Select the effects to test
specifies the effects that you want to compare. You specified these effects on the Model tab.
Method
requests a multiple comparison adjustment for the p-values and confidence limits for the differences of the least squares means. Here are the valid methods: Bonferroni, Nelson, Scheffé, Sidak, and Tukey.
Significance level
requests that a t type confidence interval be constructed for each of the least squares means with a confidence level of 1 – number. The value of number must be between 0 and 1. The default value is 0.05.
Exact Tests
Exact test of intercept
calculates the exact test for the intercept.
Select effects to test
calculates exact tests of the parameters for the selected effects.
Significance level
specifies the level of significance alpha  for 100 open 1 minus alpha close percent  confidence limits for the parameters or odds ratios.
Parameter Estimates
You can calculate these parameter estimates:
  • standardized estimates
  • exponentiated estimates
  • correlations of parameter estimates
  • covariances of parameter estimates
Diagnostics
Influence diagnostics
displays the diagnostic measures for identifying influential observations. For each observation, the results include the sequence number of the observation, the values of the explanatory variables included in the final model, and the regression diagnostic measures developed by Pregibon (1981). You can specify whether to include the standardized and likelihood residuals in the results.
Plots
You can select whether to include plots in the results.
Here are the additional plots that you can include in the results:
  • standardized DFBETA by observation number
  • influence statistics by observation number
  • influence on model fit and parameter estimates
  • predicted probability plots
  • effect plot
  • odds ratio plot
  • ROC plot
Optimization
Method
specifies the optimization technique for estimating the regression parameters.

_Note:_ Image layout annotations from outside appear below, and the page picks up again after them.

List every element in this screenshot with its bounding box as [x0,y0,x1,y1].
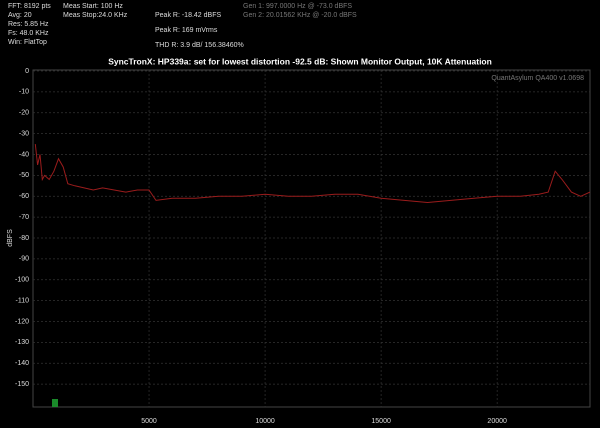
x-tick-label: 15000 [371,418,391,425]
trace [34,144,591,204]
y-tick-label: -50 [19,172,29,179]
info-text: Meas Start: 100 Hz [63,3,123,10]
plot-frame [32,69,591,408]
x-tick-label: 10000 [255,418,275,425]
y-tick-label: -130 [15,339,29,346]
info-text: Fs: 48.0 KHz [8,30,49,37]
info-text: THD R: 3.9 dB/ 156.38460% [155,42,244,49]
y-tick-label: -40 [19,151,29,158]
y-tick-label: -150 [15,381,29,388]
x-tick-label: 5000 [141,418,157,425]
y-axis-label: dBFS [7,229,14,247]
y-tick-label: -120 [15,318,29,325]
y-tick-label: -140 [15,360,29,367]
info-text: FFT: 8192 pts [8,3,51,10]
y-tick-label: -100 [15,277,29,284]
info-text: Win: FlatTop [8,39,47,46]
y-tick-label: 0 [25,68,29,75]
gen-text: Gen 1: 997.0000 Hz @ -73.0 dBFS [243,3,352,10]
gen-text: Gen 2: 20.01562 KHz @ -20.0 dBFS [243,12,357,19]
x-tick-label: 20000 [487,418,507,425]
info-text: Avg: 20 [8,12,32,19]
y-tick-label: -90 [19,256,29,263]
info-text: Peak R: -18.42 dBFS [155,12,221,19]
annotation: QuantAsylum QA400 v1.0698 [491,75,584,82]
y-tick-label: -10 [19,89,29,96]
marker [52,399,58,407]
y-tick-label: -20 [19,110,29,117]
y-tick-label: -30 [19,130,29,137]
y-tick-label: -60 [19,193,29,200]
info-text: Res: 5.85 Hz [8,21,49,28]
info-text: Peak R: 169 mVrms [155,27,218,34]
info-text: Meas Stop:24.0 KHz [63,12,128,19]
chart-title: SyncTronX: HP339a: set for lowest distor… [108,56,492,66]
y-tick-label: -80 [19,235,29,242]
y-tick-label: -110 [16,297,30,304]
y-tick-label: -70 [19,214,29,221]
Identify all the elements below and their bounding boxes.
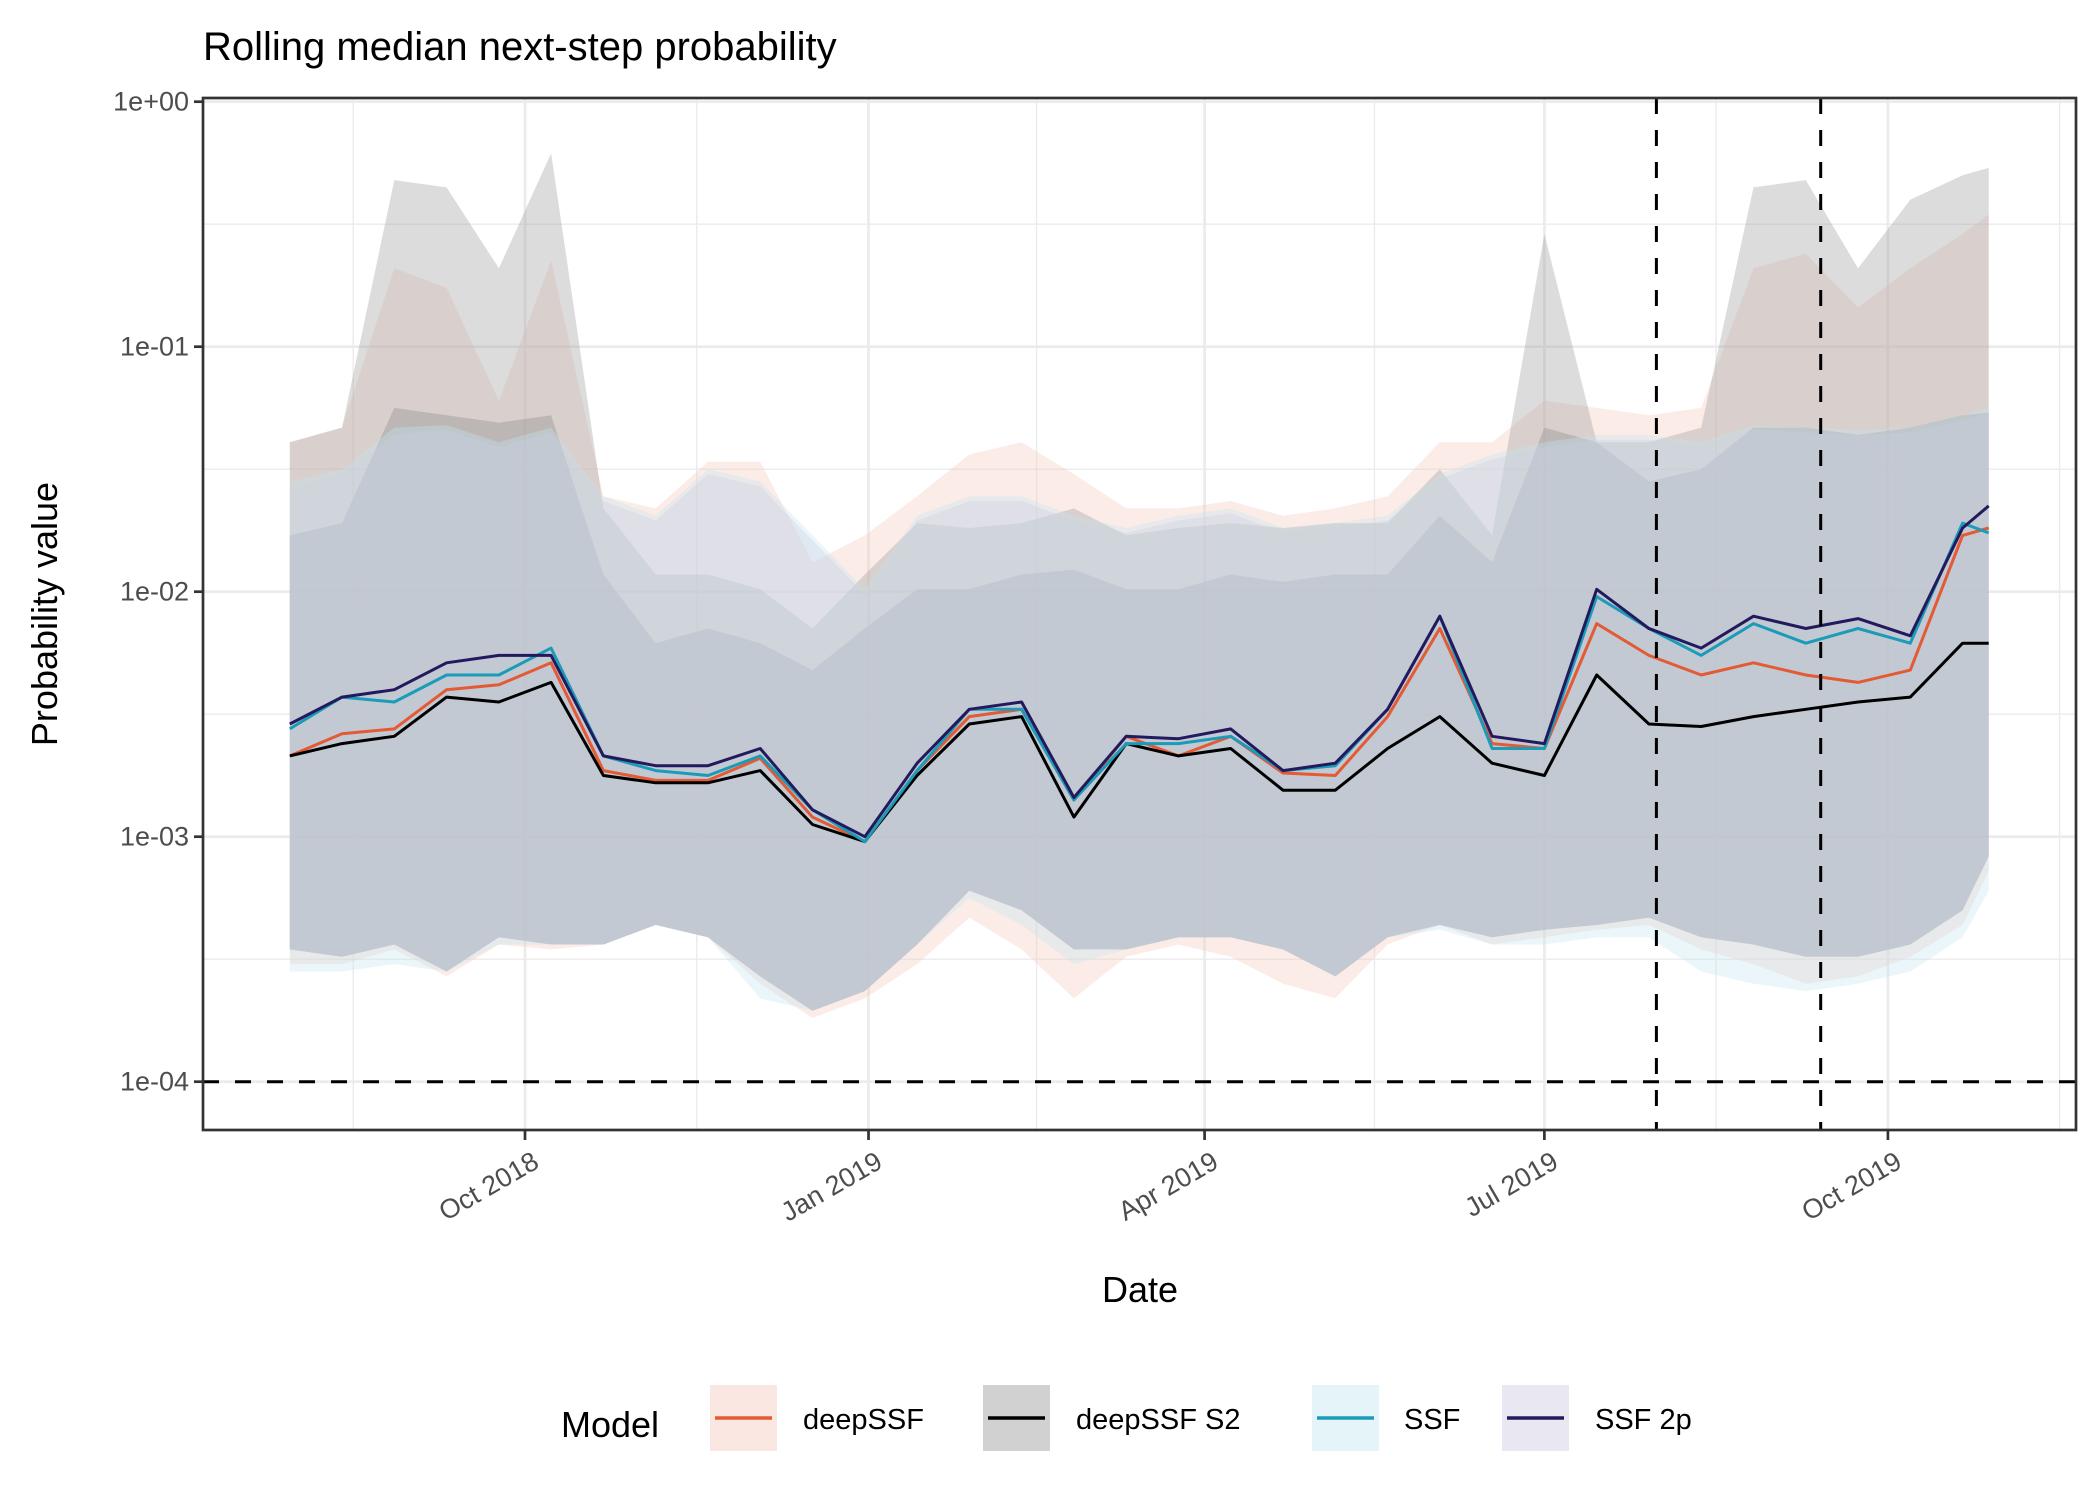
legend-label: deepSSF S2	[1076, 1404, 1240, 1436]
band-ssf-2p	[289, 412, 1989, 1011]
line-ssf	[289, 521, 1990, 844]
y-tick-label: 1e-02	[120, 577, 189, 607]
legend-item-ssf: SSF	[1312, 1385, 1460, 1451]
plot-background	[203, 98, 2076, 1130]
y-tick-label: 1e-03	[120, 822, 189, 852]
y-axis-title: Probability value	[24, 482, 65, 746]
panel-border	[201, 96, 2078, 1132]
band-deepssf	[289, 214, 1989, 1018]
legend-label: deepSSF	[803, 1404, 924, 1436]
legend-item-deepssf-s2: deepSSF S2	[983, 1385, 1240, 1451]
y-tick-label: 1e-01	[120, 332, 189, 362]
x-tick-label: Apr 2019	[1113, 1146, 1223, 1227]
chart-title: Rolling median next-step probability	[203, 25, 837, 69]
reference-lines	[203, 98, 2076, 1130]
plot-panel	[201, 96, 2078, 1132]
ribbons	[289, 153, 1989, 1018]
grid-lines	[203, 98, 2076, 1130]
y-tick-label: 1e+00	[113, 87, 189, 117]
inner-band-deepssf-s2	[289, 407, 1989, 1011]
x-tick-label: Oct 2018	[434, 1146, 544, 1227]
legend: Model deepSSF deepSSF S2 SSF SSF 2p	[561, 1385, 1692, 1451]
legend-title: Model	[561, 1404, 659, 1445]
legend-label: SSF	[1404, 1404, 1460, 1436]
median-lines	[289, 504, 1990, 844]
x-axis-title: Date	[1102, 1269, 1178, 1310]
band-deepssf-s2	[289, 153, 1989, 1011]
line-ssf-2p	[289, 504, 1990, 839]
legend-label: SSF 2p	[1595, 1404, 1692, 1436]
x-axis: Oct 2018 Jan 2019 Apr 2019 Jul 2019 Oct 2019	[434, 1130, 1907, 1227]
legend-item-ssf-2p: SSF 2p	[1502, 1385, 1692, 1451]
y-axis: 1e+00 1e-01 1e-02 1e-03 1e-04	[113, 87, 203, 1097]
legend-item-deepssf: deepSSF	[710, 1385, 924, 1451]
line-deepssf	[289, 526, 1990, 844]
y-tick-label: 1e-04	[120, 1067, 189, 1097]
line-deepssf-s2	[289, 641, 1989, 844]
band-ssf	[289, 407, 1989, 1011]
x-tick-label: Oct 2019	[1797, 1146, 1907, 1227]
x-tick-label: Jul 2019	[1460, 1146, 1563, 1223]
x-tick-label: Jan 2019	[776, 1146, 887, 1228]
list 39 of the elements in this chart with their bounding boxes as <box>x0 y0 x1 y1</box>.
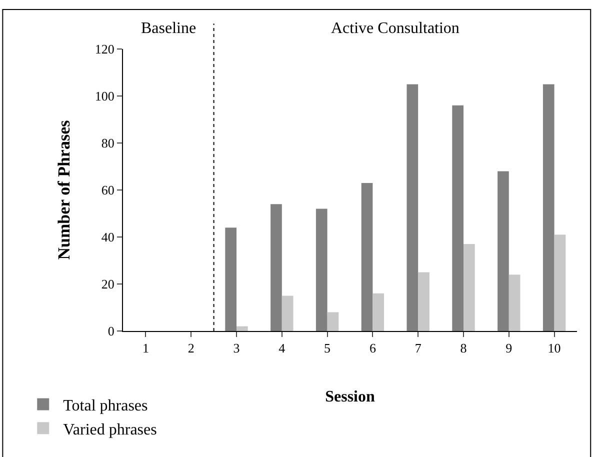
x-tick-label: 4 <box>278 340 286 356</box>
y-tick-label: 80 <box>101 136 114 151</box>
bar <box>406 84 418 331</box>
bar <box>418 272 430 331</box>
bar <box>225 228 236 331</box>
x-tick-label: 9 <box>506 340 512 356</box>
x-tick-label: 7 <box>414 340 422 356</box>
bar <box>316 208 328 331</box>
bar <box>498 171 509 331</box>
bar <box>452 105 464 331</box>
bar <box>464 244 475 331</box>
x-tick-label: 3 <box>233 340 240 356</box>
y-tick-label: 120 <box>94 42 114 57</box>
x-axis-title: Session <box>325 388 375 406</box>
x-tick-label: 8 <box>460 340 467 356</box>
y-tick-label: 40 <box>101 230 114 245</box>
y-tick-label: 0 <box>108 324 114 339</box>
bar <box>327 312 339 331</box>
bar <box>282 296 294 331</box>
bar <box>270 204 282 331</box>
legend-label: Varied phrases <box>63 421 157 438</box>
bar <box>542 84 554 331</box>
bar <box>361 182 373 331</box>
legend-label: Total phrases <box>63 398 148 415</box>
x-tick-label: 5 <box>324 340 331 356</box>
y-tick-label: 20 <box>101 276 114 292</box>
bar <box>508 274 520 331</box>
x-tick-label: 1 <box>142 340 149 356</box>
text: Baseline <box>141 20 196 37</box>
y-tick-label: 60 <box>101 182 114 198</box>
x-tick-label: 2 <box>188 340 194 356</box>
bar <box>554 234 566 331</box>
bar <box>372 293 384 331</box>
x-tick-label: 6 <box>369 340 376 356</box>
y-axis-title: Number of Phrases <box>54 120 74 260</box>
y-tick-label: 100 <box>94 88 114 104</box>
text: Active Consultation <box>331 20 460 37</box>
x-tick-label: 10 <box>548 340 561 356</box>
bar <box>236 326 248 331</box>
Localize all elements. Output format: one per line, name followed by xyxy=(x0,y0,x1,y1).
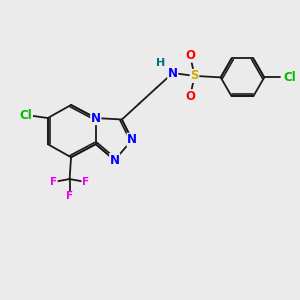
Text: N: N xyxy=(168,67,178,80)
Text: H: H xyxy=(157,58,166,68)
Text: N: N xyxy=(110,154,120,167)
Text: N: N xyxy=(91,112,101,124)
Text: F: F xyxy=(66,191,73,202)
Text: Cl: Cl xyxy=(283,71,296,84)
Text: O: O xyxy=(185,90,195,103)
Text: O: O xyxy=(185,49,195,62)
Text: N: N xyxy=(127,133,137,146)
Text: S: S xyxy=(190,69,199,82)
Text: F: F xyxy=(82,177,89,187)
Text: F: F xyxy=(50,177,57,187)
Text: Cl: Cl xyxy=(20,109,32,122)
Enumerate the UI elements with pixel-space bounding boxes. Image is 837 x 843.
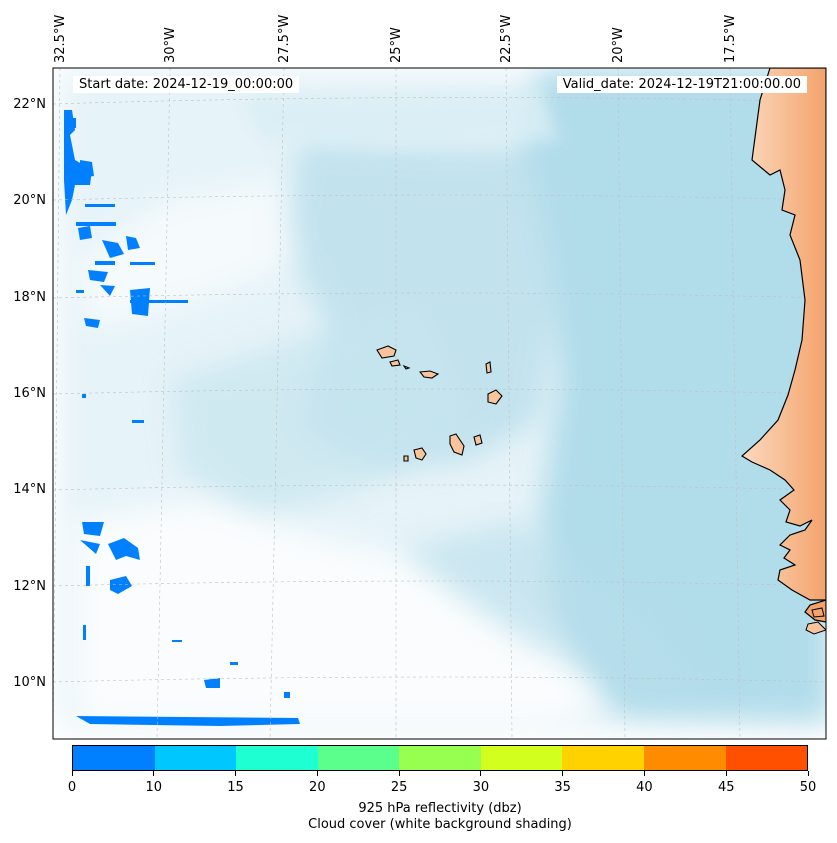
lon-label-17-5w: 17.5°W — [723, 14, 738, 63]
colorbar-segment — [562, 746, 644, 770]
colorbar-tick-label: 10 — [145, 780, 163, 795]
lon-label-20w: 20°W — [611, 27, 626, 63]
lon-label-27-5w: 27.5°W — [277, 14, 292, 63]
colorbar-tick — [562, 771, 564, 776]
lat-label-16n: 16°N — [13, 386, 46, 401]
colorbar-tick-label: 25 — [390, 780, 408, 795]
lat-label-12n: 12°N — [13, 579, 46, 594]
colorbar-segment — [480, 746, 563, 770]
lat-label-10n: 10°N — [13, 675, 46, 690]
lon-label-25w: 25°W — [389, 27, 404, 63]
lat-label-18n: 18°N — [13, 290, 46, 305]
colorbar-segment — [725, 746, 808, 770]
colorbar-tick — [480, 771, 482, 776]
colorbar-label-line1: 925 hPa reflectivity (dbz) — [358, 801, 522, 816]
reflectivity-colorbar — [72, 745, 808, 771]
colorbar-segment — [399, 746, 481, 770]
colorbar-tick — [807, 771, 809, 776]
colorbar-label-line2: Cloud cover (white background shading) — [308, 817, 572, 832]
colorbar-tick-label: 50 — [799, 780, 817, 795]
start-date-label: Start date: 2024-12-19_00:00:00 — [73, 76, 300, 93]
lat-label-22n: 22°N — [13, 97, 46, 112]
colorbar-tick — [316, 771, 318, 776]
map-frame — [52, 67, 827, 740]
colorbar-tick-label: 35 — [554, 780, 571, 795]
colorbar-segment — [154, 746, 237, 770]
colorbar-tick — [71, 771, 73, 776]
colorbar-tick-label: 0 — [67, 780, 77, 795]
colorbar-tick-label: 15 — [227, 780, 244, 795]
lat-label-20n: 20°N — [13, 193, 46, 208]
lat-label-14n: 14°N — [13, 482, 46, 497]
graticule — [53, 68, 826, 739]
colorbar-segment — [73, 746, 155, 770]
colorbar-segment — [643, 746, 726, 770]
colorbar-title: 925 hPa reflectivity (dbz) Cloud cover (… — [72, 801, 808, 833]
colorbar-tick-label: 30 — [472, 780, 490, 795]
colorbar-tick — [153, 771, 155, 776]
colorbar-tick — [643, 771, 645, 776]
cape-verde-islands — [376, 345, 503, 462]
colorbar-tick — [235, 771, 237, 776]
colorbar-tick — [725, 771, 727, 776]
colorbar-segment — [236, 746, 318, 770]
colorbar-tick-label: 45 — [717, 780, 735, 795]
cloud-cover-shading — [60, 70, 826, 730]
lon-label-32-5w: 32.5°W — [53, 14, 68, 63]
colorbar-tick-label: 40 — [636, 780, 653, 795]
colorbar-tick — [398, 771, 400, 776]
lon-label-22-5w: 22.5°W — [499, 14, 514, 63]
reflectivity-patches — [64, 110, 300, 726]
colorbar-segment — [317, 746, 400, 770]
lon-label-30w: 30°W — [163, 27, 178, 63]
colorbar-tick-label: 20 — [309, 780, 326, 795]
africa-landmass — [740, 68, 826, 635]
valid-date-label: Valid_date: 2024-12-19T21:00:00.00 — [556, 76, 807, 93]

The Fisher scoring and Newton-Raphson algorithms yield the same estimates, but the estimated covariance matrices are slightly different except when the Logit link function is specified for binary response data.
Maximum number of iterations
specifies the maximum number of iterations to perform. If convergence is not attained in a specified number of iterations, the displayed output and all output data sets created by the task contain results that are based on the last maximum likelihood iteration.

Creating Output Data Sets

Option Name
Description
Output Data Sets
You can create two types of output data sets. By default, these data sets are saved in the Work library.
output data set
outputs a data set that contains the specified statistics.
Here are the statistics that you can include in the output data set:
  • linear predictor
  • predicted values
  • lower confidence limit for predicted values
  • upper confidence limit for predicted values
  • Pearson residuals
  • Deviance residuals
  • Likelihood residuals
  • standardized Pearson residuals
  • standardized deviance residuals
  • change in the chi-square goodness-of-fit from deleting the individual observation
  • change in the deviance from deleting the individual observation
  • leverage
  • standardized DFBETA
  • standard error of the linear predictor
  • predicted probabilities for each response level
scored data set
outputs a data set that contains all the statistics in the output data set plus posterior probabilities.
Add SAS scoring code to the log
writes SAS DATA step code for computing predicted values of the fitted model either to a file or to a catalog entry. This code can then be included in a DATA step to score new data.